The following table explains the types of images, the description and the approximated size to give you a hint of what you are building.
|When you are bitbaking an image with X support you MUST set DISTRO=distro-name compatible with X environment.|
|Image Name||Description||Aproximated Size|
|igep-mrskeltal-image||Only the bare minimum required for a board to boot. This means you will only find poky minimal set of rootfs and kernel modules.|
|igep-minimal-image||The minimum required for a board to boot plus set of configured tools and utilities aplications to provide user easy access to board capabilities.|
|igep-basic-image||Based on igep-minimal-image plus Qt5 framework (demos included), Gstreamer1.0, and Pulseaudio.|
|igep-basicX-image||Based on igep-minimal-image plus X environment.|
|igep-full-image||Based on igep-basic-image and igep-basicX-image. Provides Qt5 framework (demos included), Gstreamer1.0, Pulseaudio, and X environment.|
|igep-sato-image||Based on igep-full-image plus a Sato Desktop.|
|igep-lxde-image||Based on igep-full-image plus LXDE Desktop|
|igep-custom-image||An empty template image based on igep-mrskeltal-image for users to add anything required to fill their needs||20MB to X MB|
Not all images are compatibles with all the igep machine product. Here is the compatibility chart to guide you what you can/can't build depending on your igep board.

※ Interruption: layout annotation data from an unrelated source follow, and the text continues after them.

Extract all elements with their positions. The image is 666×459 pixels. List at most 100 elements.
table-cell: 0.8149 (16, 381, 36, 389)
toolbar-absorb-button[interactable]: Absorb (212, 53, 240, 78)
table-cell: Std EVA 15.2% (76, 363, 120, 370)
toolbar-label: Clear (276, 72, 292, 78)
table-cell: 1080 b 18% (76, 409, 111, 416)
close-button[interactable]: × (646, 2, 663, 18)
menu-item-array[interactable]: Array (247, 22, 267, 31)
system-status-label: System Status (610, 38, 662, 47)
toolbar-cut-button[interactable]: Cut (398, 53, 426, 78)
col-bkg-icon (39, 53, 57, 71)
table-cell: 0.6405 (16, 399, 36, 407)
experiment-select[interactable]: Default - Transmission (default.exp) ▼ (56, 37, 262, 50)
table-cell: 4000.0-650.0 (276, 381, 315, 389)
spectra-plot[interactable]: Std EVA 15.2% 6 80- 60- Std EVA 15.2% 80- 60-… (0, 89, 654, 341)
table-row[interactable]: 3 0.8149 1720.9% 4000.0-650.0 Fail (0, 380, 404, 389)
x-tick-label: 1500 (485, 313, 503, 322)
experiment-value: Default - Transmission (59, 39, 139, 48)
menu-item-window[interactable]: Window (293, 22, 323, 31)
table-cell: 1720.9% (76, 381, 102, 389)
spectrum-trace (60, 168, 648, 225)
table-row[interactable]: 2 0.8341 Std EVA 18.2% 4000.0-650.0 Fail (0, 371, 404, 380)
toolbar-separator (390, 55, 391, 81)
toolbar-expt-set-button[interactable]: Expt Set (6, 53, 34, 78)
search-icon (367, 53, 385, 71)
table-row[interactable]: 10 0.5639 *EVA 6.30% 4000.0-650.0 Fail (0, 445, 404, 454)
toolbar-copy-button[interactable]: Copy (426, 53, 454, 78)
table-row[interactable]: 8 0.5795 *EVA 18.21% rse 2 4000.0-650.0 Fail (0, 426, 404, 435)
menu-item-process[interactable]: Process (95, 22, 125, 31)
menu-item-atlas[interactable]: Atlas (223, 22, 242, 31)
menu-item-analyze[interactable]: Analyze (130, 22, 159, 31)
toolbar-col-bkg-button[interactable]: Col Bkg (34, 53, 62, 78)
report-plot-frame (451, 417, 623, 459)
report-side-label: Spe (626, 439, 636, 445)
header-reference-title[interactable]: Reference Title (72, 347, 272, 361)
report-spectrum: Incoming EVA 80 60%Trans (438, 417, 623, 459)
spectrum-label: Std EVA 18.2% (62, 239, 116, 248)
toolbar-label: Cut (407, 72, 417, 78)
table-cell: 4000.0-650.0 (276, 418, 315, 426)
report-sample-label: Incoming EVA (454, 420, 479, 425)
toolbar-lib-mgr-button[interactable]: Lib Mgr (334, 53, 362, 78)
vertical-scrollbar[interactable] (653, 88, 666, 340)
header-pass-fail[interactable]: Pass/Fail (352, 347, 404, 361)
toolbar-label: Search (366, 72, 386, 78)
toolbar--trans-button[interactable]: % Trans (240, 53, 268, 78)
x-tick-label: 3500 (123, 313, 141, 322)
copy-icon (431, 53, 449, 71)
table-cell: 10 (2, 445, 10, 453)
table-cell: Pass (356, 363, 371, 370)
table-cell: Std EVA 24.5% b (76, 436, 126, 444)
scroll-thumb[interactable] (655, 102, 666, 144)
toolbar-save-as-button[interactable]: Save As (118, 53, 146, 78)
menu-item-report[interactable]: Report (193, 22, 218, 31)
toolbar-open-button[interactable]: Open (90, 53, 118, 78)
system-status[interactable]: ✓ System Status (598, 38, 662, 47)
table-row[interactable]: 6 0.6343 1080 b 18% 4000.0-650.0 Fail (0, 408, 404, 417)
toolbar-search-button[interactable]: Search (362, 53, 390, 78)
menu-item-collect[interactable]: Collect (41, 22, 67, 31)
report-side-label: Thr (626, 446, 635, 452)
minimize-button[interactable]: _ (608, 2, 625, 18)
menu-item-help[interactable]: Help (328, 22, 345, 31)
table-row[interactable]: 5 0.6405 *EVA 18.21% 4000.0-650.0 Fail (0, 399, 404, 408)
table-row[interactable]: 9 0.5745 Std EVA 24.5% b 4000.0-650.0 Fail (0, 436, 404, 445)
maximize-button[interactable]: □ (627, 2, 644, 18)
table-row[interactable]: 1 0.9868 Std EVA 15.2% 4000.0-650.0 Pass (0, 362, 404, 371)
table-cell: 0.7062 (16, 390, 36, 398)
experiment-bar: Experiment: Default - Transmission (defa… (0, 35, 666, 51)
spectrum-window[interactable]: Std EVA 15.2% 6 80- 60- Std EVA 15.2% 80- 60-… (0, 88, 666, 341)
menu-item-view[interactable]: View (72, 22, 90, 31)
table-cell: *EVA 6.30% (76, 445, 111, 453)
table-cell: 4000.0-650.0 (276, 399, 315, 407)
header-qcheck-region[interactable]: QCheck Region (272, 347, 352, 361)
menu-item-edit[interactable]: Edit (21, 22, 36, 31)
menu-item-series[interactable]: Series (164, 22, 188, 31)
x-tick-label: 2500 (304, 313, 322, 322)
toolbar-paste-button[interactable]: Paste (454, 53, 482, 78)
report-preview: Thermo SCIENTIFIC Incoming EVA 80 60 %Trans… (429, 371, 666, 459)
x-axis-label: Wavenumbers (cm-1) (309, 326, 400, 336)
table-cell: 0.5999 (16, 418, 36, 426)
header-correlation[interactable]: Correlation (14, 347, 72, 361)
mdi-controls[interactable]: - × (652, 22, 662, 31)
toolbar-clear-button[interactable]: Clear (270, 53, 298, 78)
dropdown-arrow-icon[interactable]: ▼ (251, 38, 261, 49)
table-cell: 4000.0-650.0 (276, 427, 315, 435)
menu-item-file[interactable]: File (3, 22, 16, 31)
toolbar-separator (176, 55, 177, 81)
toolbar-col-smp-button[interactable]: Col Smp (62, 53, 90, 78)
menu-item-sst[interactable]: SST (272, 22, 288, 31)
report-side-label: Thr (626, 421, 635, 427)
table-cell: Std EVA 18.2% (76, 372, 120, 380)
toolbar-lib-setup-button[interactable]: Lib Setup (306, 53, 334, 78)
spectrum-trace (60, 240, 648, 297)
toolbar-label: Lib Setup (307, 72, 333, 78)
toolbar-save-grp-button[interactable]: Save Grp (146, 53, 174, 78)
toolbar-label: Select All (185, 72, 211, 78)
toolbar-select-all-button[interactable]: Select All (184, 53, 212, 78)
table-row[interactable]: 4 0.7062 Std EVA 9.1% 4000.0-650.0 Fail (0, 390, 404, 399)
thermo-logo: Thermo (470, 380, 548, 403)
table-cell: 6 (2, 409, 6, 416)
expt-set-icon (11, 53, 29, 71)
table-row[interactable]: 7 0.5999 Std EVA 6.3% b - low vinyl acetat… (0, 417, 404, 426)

|IGEP PRODUCT||Image Key Name|
How to develop with Yocto Project SDK
In order for developers to use Yocto Project SDK, Yocto Project must be set up, all needed meta-layers downloaded and configured in bblayers.conf. Also target image should be built correctly.
What is Yocto Project SDK
Yocto Project offers a set of tools for developers to create applications (that will run in Yocto created Linux Distributions ) from powerful Host machines. This is also called cross compiling. Yocto Project SDK allows developers to cross compile, debug, and test applications. In fact Yocto Project SDK provides:
- Cross-Development Toolchain: This toolchain contains a compiler, debugger, and various miscellaneous tools.
- Libraries, Headers, and Symbols: The libraries, headers, and symbols are specific to the image (i.e. they match the image).
- Environment Setup Script: This
*.shfile, once run, sets up the cross-development environment by defining variables and preparing for SDK use.
The SDK is installed on any machine and can be used to develop applications, images, and kernels. An SDK can even be used by a QA Engineer or Release Engineer. The fundamental concept is that the machine that has the SDK installed does not have to be associated with the machine that has the Yocto Project installed.
A developer can independently compile and test an object on their machine and then, when the object is ready for integration into an image, they can simply make it available to the machine that has the Yocto Project. Once the object is available, the image can be rebuilt using the Yocto Project to produce the modified image.
Why use Yocto Project SDK
Normally Target systems specifications are quite restricted, specifically in embedded target systems. It is convenient for the developer, in order to save time, to develop, compile and test their applications on their host platform which is usually a powerful machine. This is the basic of the cross compiling process. Later an emulator is used to test the application.